London (ANTARA News) - Dunia dalam cengkeraman "perang" mata uang, dengan negara-negara terkemuka menggunakan devaluasi untuk memecahkan masalah-masalah ekonominya, Menteri Keuangan Brazil

Guido Mantega memperingatkan dalam sambutannya yang dilaporkan dari Sao Paulo.

"Kami berada di tengah-tengah perang mata uang internasional, sebuah pelemahan umum mata uang," katanya dalam pernyataan yang dilaporkan oleh surat kabar Financial Times.

"Hal ini mengancam kami karena menghilangkan daya saing kami."

Analis VTB Capital di London, Neil MacKinnon berkomentar dalam sebuah catatan: "Menteri Keuangan Brazil memperingatkan tentang perang mata uang di mana kebijakan `pengemis` tetanggamu menghasilkan kebijakan rahasia dari devaluasi mata uang sebagai

cara berusaha untuk mempertahankan daya saing.

"Sejarah menunjukkan ini adalah kebijakan menghukum dan sering menyebabkan pematahan sistem moneter internasional. Arus masuk portofolio bersih ke ekonomi-ekonomi EM (emerging market) yang besar membuatnya sulit bagi penerima aliran tersebut seperti Brazil untuk mengelola kebijakan moneter secara efisien.

"Intervensi FX (foreign exchange/valuta asing) menjadi tidak efektif dan memaksa pilihan sulit dalam hal manajemen mata uang, yang kadang-kadang mencakup penggunaan kontrol modal."

Financial Times dalam laporannya mencatat di halaman depan bahwa Jepang, Korea Selatan dan Taiwan telah melakukan intervensi baru-baru ini untuk menarik turun nilai mata uang mereka, dan dolar telah jatuh sekitar 25 persen sejauh tahun ini terhadap real Brazil.

Seperti sebuah penurunan kenaikan harga ekspor Braszl di pasar AS.

Pernyataan menteri adalah dengan latar belakang peningkatan ketegangan terutama antara Amerika Serikat dan China atas nilai yuan.

Amerika Serikat telah mengeluh selama bertahun-tahun bahwa China telah membuat turun artifisial nilai dari mata uangnya, mencegah mata uangnya dari kenaikan untuk mencerminkan penguatan laba valas China dari ekspor, terutama untuk pasar AS.

Ini datang akhir pekan lalu menjelang pertemuan Majelis Umum PBB ketika Perdana Menteri China Wen Jiabao mengatakan kepada sebuah forum bisnis di New York yang menyuarakan kekhawatiran kerusuhan sosial jika Beijing tunduk pada tekanan AS.

"Jika (yuan) menguat sebesar 20 sampai 40 persen sesuai dengan permintaan dari pemerintah AS, kami tidak tahu bagaimana perusahaan-perusahaan China banyak yang akan bangkrut dan berapa banyak pekerja China akan diberhentikan, dan bagaimana para pekerja pedesaan akan pergi kembali ke rumah mereka dan akan ada turbulensi besar dalam masyarakat China," kata dia.

Dalam beberapa pekan terakhir, sentimen telah berkembang di pasar keuangan bahwa Amerika Serikat, yang telah mengisyaratkan menggunakan aturan Organisasi Perdagangan Dunia untuk membalas, mungkin melihat sebuah penurunan dolar sebagai cara untuk meningkatkan tekanan.

Sementara itu, ada perdebatan yang kuat di Amerika Serikat mengenai apakah paket stimulus yang baru akan menjadi cara yang tepat untuk memberikan dorongan baru ekonomi.
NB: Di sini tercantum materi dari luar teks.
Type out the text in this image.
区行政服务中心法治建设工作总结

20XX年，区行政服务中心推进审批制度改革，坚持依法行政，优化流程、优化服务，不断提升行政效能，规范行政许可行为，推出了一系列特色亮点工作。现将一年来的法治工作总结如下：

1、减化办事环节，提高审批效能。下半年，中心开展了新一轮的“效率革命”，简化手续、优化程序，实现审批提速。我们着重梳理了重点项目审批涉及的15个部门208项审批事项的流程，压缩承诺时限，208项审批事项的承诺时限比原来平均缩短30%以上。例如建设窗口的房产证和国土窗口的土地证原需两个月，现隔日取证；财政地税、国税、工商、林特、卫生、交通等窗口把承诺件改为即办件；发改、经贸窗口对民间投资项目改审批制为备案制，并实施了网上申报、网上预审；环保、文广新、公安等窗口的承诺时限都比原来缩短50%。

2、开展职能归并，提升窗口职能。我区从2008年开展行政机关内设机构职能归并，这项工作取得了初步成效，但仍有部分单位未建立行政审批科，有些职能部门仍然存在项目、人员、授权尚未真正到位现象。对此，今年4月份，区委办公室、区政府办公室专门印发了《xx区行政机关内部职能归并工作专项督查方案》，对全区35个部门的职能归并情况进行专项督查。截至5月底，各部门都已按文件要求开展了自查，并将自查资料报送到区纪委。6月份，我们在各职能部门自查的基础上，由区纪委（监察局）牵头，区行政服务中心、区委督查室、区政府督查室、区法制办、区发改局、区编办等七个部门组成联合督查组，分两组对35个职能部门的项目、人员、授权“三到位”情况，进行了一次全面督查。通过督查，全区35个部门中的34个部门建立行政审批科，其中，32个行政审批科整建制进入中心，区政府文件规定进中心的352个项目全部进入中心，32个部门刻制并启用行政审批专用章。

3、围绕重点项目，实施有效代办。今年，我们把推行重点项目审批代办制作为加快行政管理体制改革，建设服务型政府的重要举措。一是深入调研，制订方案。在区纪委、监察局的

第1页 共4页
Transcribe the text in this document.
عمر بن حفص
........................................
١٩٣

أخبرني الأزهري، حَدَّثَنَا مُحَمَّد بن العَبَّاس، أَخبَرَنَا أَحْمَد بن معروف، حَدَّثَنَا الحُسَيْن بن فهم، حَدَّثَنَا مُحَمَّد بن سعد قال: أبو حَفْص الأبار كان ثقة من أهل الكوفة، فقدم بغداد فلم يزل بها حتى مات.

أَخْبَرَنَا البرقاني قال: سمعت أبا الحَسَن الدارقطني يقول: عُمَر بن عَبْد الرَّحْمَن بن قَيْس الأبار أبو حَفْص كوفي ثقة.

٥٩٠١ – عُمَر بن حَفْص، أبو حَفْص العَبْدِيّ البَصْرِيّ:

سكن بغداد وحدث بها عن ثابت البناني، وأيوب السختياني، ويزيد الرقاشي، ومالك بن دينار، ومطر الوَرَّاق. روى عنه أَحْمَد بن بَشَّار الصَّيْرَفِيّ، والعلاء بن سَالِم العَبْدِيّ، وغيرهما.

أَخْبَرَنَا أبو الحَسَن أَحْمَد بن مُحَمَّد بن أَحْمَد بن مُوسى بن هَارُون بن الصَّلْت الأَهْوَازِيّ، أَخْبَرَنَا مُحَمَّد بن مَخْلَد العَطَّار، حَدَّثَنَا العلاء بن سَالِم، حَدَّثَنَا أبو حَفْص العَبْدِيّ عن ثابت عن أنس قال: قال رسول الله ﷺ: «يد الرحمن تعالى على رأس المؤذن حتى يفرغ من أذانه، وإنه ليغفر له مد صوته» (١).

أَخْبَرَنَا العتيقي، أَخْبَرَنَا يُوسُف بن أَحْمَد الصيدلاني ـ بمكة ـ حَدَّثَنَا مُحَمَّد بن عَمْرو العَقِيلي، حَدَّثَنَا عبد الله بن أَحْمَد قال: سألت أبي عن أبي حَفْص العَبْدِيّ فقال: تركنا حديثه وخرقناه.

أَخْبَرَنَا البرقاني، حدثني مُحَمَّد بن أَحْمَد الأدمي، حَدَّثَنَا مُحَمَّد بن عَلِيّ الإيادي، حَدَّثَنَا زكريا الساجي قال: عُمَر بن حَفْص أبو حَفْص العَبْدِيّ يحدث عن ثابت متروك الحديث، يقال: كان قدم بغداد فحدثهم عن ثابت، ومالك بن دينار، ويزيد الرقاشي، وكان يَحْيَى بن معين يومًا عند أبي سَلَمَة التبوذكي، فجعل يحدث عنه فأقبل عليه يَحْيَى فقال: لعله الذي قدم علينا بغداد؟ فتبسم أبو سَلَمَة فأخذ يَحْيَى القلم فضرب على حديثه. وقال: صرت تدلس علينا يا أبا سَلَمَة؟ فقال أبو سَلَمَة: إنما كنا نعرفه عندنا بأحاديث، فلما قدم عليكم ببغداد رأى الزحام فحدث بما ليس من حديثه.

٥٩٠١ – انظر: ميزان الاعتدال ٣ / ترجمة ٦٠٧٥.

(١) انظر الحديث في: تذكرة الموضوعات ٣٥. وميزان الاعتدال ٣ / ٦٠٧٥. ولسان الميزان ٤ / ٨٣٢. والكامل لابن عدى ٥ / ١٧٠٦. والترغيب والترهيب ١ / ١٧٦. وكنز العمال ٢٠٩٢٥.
Stimulus baru juga bisa melemahkan dolar, beberapa analis mengatakan.

Mismatch antara tabungan dan surplus eksternal yang dibangun oleh beberapa negara dan defisit eksternal di beberapa negara maju, terutama Amerika Serikat, bersama dengan nilai tukar yang dipatok terhadap dolar, secara luas dianggap sebagai faktor penting penyebab di balik krisis ekonomi global.

Di antara pelajaran dasar dari Depresi Besar pada 1930-an adalah bahwa proteksionisme dan apa yang disebut devaluasi kompetitif membuat keadaan semua menjadi lebih buruk. Pada puncak krisis baru-baru ini, pemerintah berada pada kondisi sakit untuk menunjukkan penolakan terhadap proteksionisme.